Van Gogh, l'uomo che diceva "io sono i miei dipinti"
Aveva le scarpe rotte e le calze bucate e si lavava raramente: ma davanti a un paesaggio piatto sapeva riconoscere l'eternità. Il cinema mette nuovamente in cornice (nei quattro angoli di una tela-schermo) Vincent Van Gogh, l'uomo che diceva <io sono i miei dipinti>. E nel cercare di vedere quello che gli altri non vedono (non è forse anche la missione del regista?) rivive ancora in un film, inseguendo un'idea che duri per sempre. A costo di pagare il talento con l'emarginazione, di scontare la <maledizione> del suo genio con l'incomprensione. Rassegnato ma consapevole che - come un Cristo in croce - solo più avanti sarebbe stato davvero capito.
Al riparo dalle pozzanghere scivolose del biopic più tradizionale, <Van Gogh-sulla soglia dell’eternità> cerca, con macchina a mano, primissimi piani e un montaggio a tratti febbrile, l'uomo prima del mito: non sfugge il mood un po' modaiolo dell'operazione, ma il film del regista pittore Julian Schnabel - sulla carta rischioso -, non esce comunque sconfitto dal pregiudizio.

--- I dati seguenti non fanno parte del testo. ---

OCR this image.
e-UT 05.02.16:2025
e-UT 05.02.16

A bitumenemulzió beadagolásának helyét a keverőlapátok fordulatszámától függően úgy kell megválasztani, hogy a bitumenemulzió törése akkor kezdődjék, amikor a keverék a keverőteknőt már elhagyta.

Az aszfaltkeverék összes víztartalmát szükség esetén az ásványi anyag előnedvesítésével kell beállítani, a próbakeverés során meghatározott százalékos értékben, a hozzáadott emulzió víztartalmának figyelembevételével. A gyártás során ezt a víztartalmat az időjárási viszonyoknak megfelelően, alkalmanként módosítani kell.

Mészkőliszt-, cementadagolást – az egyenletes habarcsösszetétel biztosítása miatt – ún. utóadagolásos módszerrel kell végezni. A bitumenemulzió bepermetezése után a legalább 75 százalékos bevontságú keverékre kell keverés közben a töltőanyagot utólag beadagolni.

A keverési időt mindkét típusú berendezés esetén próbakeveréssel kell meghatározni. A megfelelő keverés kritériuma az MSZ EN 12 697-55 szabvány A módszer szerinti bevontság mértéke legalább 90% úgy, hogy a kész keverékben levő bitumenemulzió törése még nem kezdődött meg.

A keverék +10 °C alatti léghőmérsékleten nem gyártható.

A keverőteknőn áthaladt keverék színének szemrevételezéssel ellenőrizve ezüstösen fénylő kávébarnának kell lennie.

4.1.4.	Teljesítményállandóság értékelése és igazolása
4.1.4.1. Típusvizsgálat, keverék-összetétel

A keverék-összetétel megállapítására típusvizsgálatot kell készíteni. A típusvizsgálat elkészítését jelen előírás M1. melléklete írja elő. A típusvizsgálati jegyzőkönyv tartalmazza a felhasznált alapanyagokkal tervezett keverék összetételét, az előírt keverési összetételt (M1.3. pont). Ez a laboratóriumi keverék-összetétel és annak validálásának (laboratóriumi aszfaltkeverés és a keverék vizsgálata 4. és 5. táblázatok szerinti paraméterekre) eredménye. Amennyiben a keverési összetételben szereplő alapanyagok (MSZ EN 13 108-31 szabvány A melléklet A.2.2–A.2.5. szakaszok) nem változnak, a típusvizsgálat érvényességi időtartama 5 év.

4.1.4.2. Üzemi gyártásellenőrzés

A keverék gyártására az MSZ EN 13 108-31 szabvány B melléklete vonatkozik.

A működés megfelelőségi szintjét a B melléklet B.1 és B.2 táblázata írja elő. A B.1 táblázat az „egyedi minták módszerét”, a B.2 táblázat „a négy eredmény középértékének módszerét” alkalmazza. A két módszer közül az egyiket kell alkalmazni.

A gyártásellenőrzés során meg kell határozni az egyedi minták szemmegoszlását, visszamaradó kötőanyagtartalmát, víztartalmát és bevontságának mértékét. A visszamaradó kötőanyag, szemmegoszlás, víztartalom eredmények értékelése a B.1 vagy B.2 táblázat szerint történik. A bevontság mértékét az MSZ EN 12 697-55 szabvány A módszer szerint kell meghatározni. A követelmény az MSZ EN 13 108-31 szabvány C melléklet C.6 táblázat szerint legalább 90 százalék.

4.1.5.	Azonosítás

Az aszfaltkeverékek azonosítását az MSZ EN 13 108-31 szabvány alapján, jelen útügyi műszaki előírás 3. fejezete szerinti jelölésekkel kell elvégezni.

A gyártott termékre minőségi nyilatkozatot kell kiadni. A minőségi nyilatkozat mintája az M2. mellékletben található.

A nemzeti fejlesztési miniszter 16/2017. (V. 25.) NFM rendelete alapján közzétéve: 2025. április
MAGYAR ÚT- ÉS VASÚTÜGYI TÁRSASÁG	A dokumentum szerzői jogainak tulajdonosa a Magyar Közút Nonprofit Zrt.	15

Puntuale in alcuni dettagli, il film si prende per altri versi delle libertà dalla storia ufficiale: negando ad esempio che il grande pittore (l’arma, in effetti, non fu mai ritrovata) si sia suicidato. Ma più che attenersi con precisione alla vita documentata di Van Gogh, a Schnabel (che aveva già cantato le gesta di Basquiat) interessa riflettere sul significato dell’essere artista, sul tormento che scava in una dimensione interiore difficile, praticamente impossibile - se non attraverso le proprie opere - da comunicare all’esterno: sulla sofferenza (e sulla solitudine) insita nel genio, ma anche sulla sua capacità di avvicinarsi alla luce. Una tensione emotiva, un approccio ideale, a cui dà corpo, con un’interpretazione dolorosa, uno scavato Willem Dafoe, che dopo la Coppa Volpi vinta a Venezia e la candidatura al Golden Globe sta rincorrendo (32 anni dopo <Platoon>) la quarta nomination all’Oscar.